Ou devrait-on dire, suis-je envoyé ? Christ a envoyé les premiers disciples pour témoigner de lui à Jérusalem, en Judée, en Samarie et jusqu'au bout de la terre. Il n'y a pas de catégories « ici » et « là-bas » ; c'est la même mission, partout. C'est le deuxième point à saisir et auquel il faut répondre, chacun pour soi devant son Seigneur. Chaque chrétien reçoit en quelque sorte son ordre de marche de son capitaine. Ici, il n'y a pas de « pas apte » ou « objecteurs de conscience ».

Si on loupe cette étape, il y a fort à parier que la plupart d'entre nous finissions dans un marasme de maintien et non un dynamique de mission.

 

3. Comment ?

Quand on a répondu à l'appel du Christ : « suis-moi, » et qu'on est chaussé, prêt à partir là où il veut nous envoyer, le lieu et le type de service peuvent ensuite se dessiner, que ce soit de façon immédiate, dramatique, en crescendo, paisible où même se confirmer parce qu'on en avait déjà l'intuition.
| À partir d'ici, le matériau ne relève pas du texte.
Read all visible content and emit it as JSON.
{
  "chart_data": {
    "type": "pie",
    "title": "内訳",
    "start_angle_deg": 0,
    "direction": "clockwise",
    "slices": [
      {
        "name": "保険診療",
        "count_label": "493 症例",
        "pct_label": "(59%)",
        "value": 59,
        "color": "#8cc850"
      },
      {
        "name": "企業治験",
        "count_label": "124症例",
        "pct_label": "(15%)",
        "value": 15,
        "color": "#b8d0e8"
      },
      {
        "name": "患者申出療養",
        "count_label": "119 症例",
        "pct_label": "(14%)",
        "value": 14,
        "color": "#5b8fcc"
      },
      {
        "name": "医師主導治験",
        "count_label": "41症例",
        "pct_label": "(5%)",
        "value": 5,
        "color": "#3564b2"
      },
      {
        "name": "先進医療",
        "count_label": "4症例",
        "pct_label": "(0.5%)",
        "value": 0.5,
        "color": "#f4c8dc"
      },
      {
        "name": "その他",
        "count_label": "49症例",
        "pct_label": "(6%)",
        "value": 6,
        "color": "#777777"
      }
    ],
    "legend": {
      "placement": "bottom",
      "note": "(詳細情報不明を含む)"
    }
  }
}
C'était le cas pour moi. D'ailleurs, ne devrait-on pas dire les lieux, et les services, car au cours d'une vie, cela peut changer plus d'une fois.

A cette étape, il est question de la direction de Dieu, et du discernement de l'Esprit ; en nous certes, mais aussi dans l'Église, corps de Christ.

Et c'est là que devrait se trouver la question suivante : le Christ m'appelle-t-il à le suivre en dehors de mon pays et en dehors de mon boulot, ma carrière ? Un des pionniers de Wycliffe, le linguiste Ken Pike, a complètement retourné la question, ce qui donne : Suis-je appelé à ne pas quitter mon pays, mon boulot ? C'est mettre la chaussure sur l'autre pied ! 

Même si Ken écrivait à partir d'une autre culture, et d'une autre époque, le fond de ses propos reste profondément actuel : pourquoi aujourd'hui va-t-il de soi qu'on ne parte pas, qu'on ne se laisse pas déranger ?

Car l'invitation de Jésus à le suivre va nécessairement me déranger puisqu'elle implique un changement de capitaine à bord de ma vie. Et ce capitaine peut décider de m'appeler dans une toute autre direction que moi-même j'aurais choisie ou pensée. Eh oui, c'est radical, qu'il s'agisse d'un appel à le servir dans l'école où j'enseigne, dans les prisons ou dans la traduction de la Bible au Tchad.

Cela peut donner le vertige et même faire peur, très peur. Et pourtant, ce même Jésus nous rassure : n'aie pas peur, je suis là à tes côtés. J'ai la barre bien en main, nous ne coulerons pas, et tu vas voir la pêche qu'on va faire ! Les disciples ont parfois été mis à rude épreuve, mais ils n'étaient jamais délaissés du Seigneur.

Suis-je donc appelé ? Oui ! Suis-je alors, envoyé ? Oui !
Comment ? Question ouverte, réponses multiples, à choix : direction et accompagnement promis.